Compolítica - Associação de Pesquisadores em Comunicação Política

Especial Coronavírus #13

A convite da Compolítica, pesquisadores e pesquisadoras associadas refletem sobre a comunicação e política em tempos de pandemia.

Boa leitura!

 

#Blacklivesmatter: internacionalização das manifestações antirracistas e seu significado para o Brasil

Cristiano Rodrigues
Professor do Departamento de Ciência Política da UFMG

 

I, Too

I, too, sing America.

I am the darker brother.
They send me to eat in the kitchen
When company comes,
But I laugh,
And eat well,
And grow strong.

Tomorrow,
I’ll be at the table
When company comes.
Nobody’ll dare
Say to me,
“Eat in the kitchen,”
Then.

Besides,
They’ll see how beautiful I am
And be ashamed—
I, too, am America.

Langston Hughes

“Se realmente deseja saber como a justiça é administrada em um país,
não pergunte aos policiais, advogados, juízes ou membros protegidos da classe média.
Vá até os desprotegidos – aqueles que, precisamente, mais necessitam da proteção da lei! –
e ouça seu testemunho.”

James Baldwin

“I can’t breath” – frase/cântico entoada por milhares de pessoas ao redor do mundo nas últimas semanas remete, na superfície, ao vídeo que circulou amplamente pelas redes sociais mostrando um policial branco de Minneapolis asfixiando George Floyd por 8 minutos e 46 segundos. Seu significado, porém, vai muito além. O cântico que agora veio à superfície revela, sobretudo, que a cor da pele pode ser determinante para a biopolítica do deixar viver ou fazer morrer.

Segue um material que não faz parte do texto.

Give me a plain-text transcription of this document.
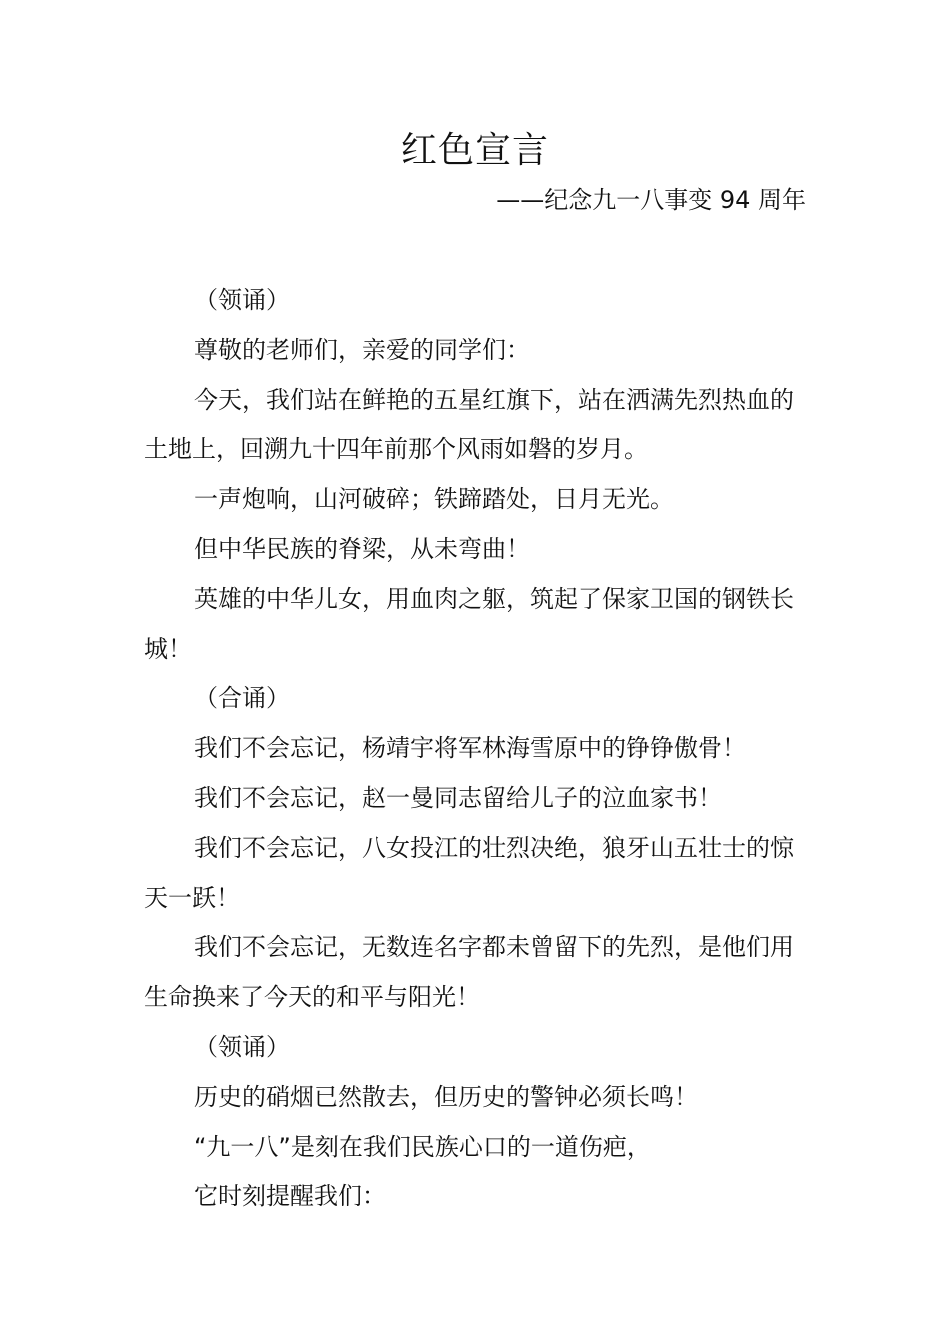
红色宣言
——纪念九一八事变 94 周年

（领诵）

尊敬的老师们，亲爱的同学们：

今天，我们站在鲜艳的五星红旗下，站在洒满先烈热血的土地上，回溯九十四年前那个风雨如磐的岁月。

一声炮响，山河破碎；铁蹄踏处，日月无光。

但中华民族的脊梁，从未弯曲！

英雄的中华儿女，用血肉之躯，筑起了保家卫国的钢铁长城！

（合诵）

我们不会忘记，杨靖宇将军林海雪原中的铮铮傲骨！

我们不会忘记，赵一曼同志留给儿子的泣血家书！

我们不会忘记，八女投江的壮烈决绝，狼牙山五壮士的惊天一跃！

我们不会忘记，无数连名字都未曾留下的先烈，是他们用生命换来了今天的和平与阳光！

（领诵）

历史的硝烟已然散去，但历史的警钟必须长鸣！

“九一八”是刻在我们民族心口的一道伤疤，

它时刻提醒我们：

O assassinato de Floyd, que causou comoção mundial e gerou uma onda histórica de manifestações internacionais, ocorreu em 25 de maio de 2020, mas a sensação de não conseguir respirar acompanha os descendentes da diáspora africana há muito tempo. O #blacklivesmatter, hashtag e movimento criados por Alicia Garza, Patrisse Cullors e Opal Tometi em 2013 são uma tentativa de expressar politicamente o luto pelas vidas negras expostas à violência policial nos EUA e afirmar o que deveria ser óbvio mas que ainda não foi historicamente reconhecido.

A hashtag #blacklivesmatter apareceu pela primeira vez no Twitter em 13 de julho de 2013, como reação à absolvição de George Zimmerman, indiciado pela morte do adolescente negro Trayvon Martin em 2012. Um texto publicado em 2016 pela Pew Research Center[1] revela que, inicialmente, a hashtag obteve pouca repercussão, sendo mencionada 5.106 vezes até o final daquele ano.

A hashtag e o movimento #blacklivesmatter ganharam notoriedade em 2014, quando o adolescente negro Michael Brown foi assassinado a tiros por um policial branco em Ferguson, Missouri. #BlackLivesMatter foi utilizada no Twitter aproximadamente 58.747 vezes por dia nas semanas que se sucederam à morte de Brown. Seu uso aumentou consideravelmente em novembro de 2014, após o grande júri de Ferguson decidir não indiciar o policial envolvido na morte de Brown. A hashtag foi usada 1,7 milhão de vezes nas três semanas seguintes à decisão do júri. A onda de protestos e convulsão social causadas pela decisão do júri levaram o então presidente Barack Obama a fazer um pronunciamento à nação, no qual afirmou:

“precisamos reconhecer que a situação em Ferguson representa desafios mais amplos que nós ainda enfrentamos como nação. O fato é que, em muitas partes deste país, existe uma profunda desconfiança entre as autoridades policiais e as comunidades de cor. Parte disso é resultado do legado da discriminação racial neste país. E isso é trágico, porque ninguém precisa mais de um bom policiamento do que comunidades pobres com taxas mais altas de criminalidade.”[2]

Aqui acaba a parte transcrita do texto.